The OK frat members are a sorry lot. Don (voice of Joel Murray) is a mature student who came back to college after being downsized from his sales job. Art (voice of Charlie Day) is a free spirited monster with a questionable past. The brothers Terry and Terri (voices of Dave Foley and Sean Hayes) share one body for their two heads and Squishy (voice of Peter Sohn) is the chubby, multi-eyed monster whose mother owns and runs their frat house. They are the least athletically endowed monsters on campus. But although neither Mike nor Sulley is happy about having to team up with these outcasts or share a room in their new frat house, both are bent on getting back in the school’s prized program.
While the Scare Games resemble a reality-TV episode, the story focuses less on the actual competitions and more on the preparations that happen between events. This mishmash of monsters learns to work together, to appreciate and use their individual talents and to take responsibility for their mistakes and choices. Most of all, Sulley and Mike overcome their aversion to one another and begin a lifelong friendship that follows them into the future.
Like the first movie that depicted children’s screams as a power source for the city, Monster University probably isn’t for the very youngest of audience members. There are still plenty of moments of peril and scenes where the scary creatures sneak into a simulated bedroom and elicit screams from a sleeping child. And like some college students, these monsters get involved in brief illegal activities that have them hightailing it from the law.
Yet for older children and their parents, this animated adventure blends a colorful cast of characters and some valuable life lessons in a delightful storyline about individual worth and a budding friendship. Living up to the old adage that opposites attract, the big blue beast and his little green friend demonstrate that the best things in life often come in pairs.Directed by Dan Scanlon. Starring Billy Crystal, John Goodman, Steve Buscemi, Julia Sweeney. Running time: 110 minutes. Theatrical release June 21, 2013. Updated May 27, 2016
Get details on profanity, sex and violence in Monsters University here.
Monsters University Parents Guide
Mike discovers that dreams don’t always come true, even if you really want it and are willing to work hard.
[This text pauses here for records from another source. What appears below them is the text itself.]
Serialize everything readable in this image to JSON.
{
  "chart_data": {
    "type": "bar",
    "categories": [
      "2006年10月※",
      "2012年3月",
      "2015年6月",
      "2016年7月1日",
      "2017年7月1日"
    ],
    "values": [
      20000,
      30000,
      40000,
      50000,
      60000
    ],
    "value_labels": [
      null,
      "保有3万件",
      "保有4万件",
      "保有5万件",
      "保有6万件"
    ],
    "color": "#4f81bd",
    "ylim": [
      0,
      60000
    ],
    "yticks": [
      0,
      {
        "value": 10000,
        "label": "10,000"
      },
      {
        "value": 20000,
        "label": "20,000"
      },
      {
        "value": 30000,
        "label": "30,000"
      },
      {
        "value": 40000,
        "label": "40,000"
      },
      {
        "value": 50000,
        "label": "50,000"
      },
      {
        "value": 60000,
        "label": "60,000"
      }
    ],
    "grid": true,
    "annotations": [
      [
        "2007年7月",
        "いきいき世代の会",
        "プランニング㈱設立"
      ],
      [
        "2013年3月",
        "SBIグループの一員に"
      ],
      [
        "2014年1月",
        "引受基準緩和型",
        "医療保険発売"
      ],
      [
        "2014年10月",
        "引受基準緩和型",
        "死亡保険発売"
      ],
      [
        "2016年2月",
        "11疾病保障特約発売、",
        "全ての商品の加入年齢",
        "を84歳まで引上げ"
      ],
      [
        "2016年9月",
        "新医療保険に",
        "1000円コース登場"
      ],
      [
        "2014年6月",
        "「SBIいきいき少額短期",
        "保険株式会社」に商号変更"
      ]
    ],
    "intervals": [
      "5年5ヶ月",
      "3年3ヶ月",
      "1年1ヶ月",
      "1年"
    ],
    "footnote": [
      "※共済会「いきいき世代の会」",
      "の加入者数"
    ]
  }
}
How does he adjust his expectations in life and find a new way to achieve his goals? How does he deal with disappointment?
Mike is repeatedly told as a child and as a college student that he “doesn’t belong.” Although this negative comment is very hurtful, how does Mike choose to respond to it? How does he use it to overcome challenges and develop a resilient and optimistic outlook? How can parents help their children deal with similar negative comments from peers?
What consequences does Sully face his choices? Does a person’s appearance or outward bravado sometimes misrepresent how he or she feels inside?
What does the OK team learn about each other’s strengths? What is each member able to contribute? How do their actions influence the Scare program’s director?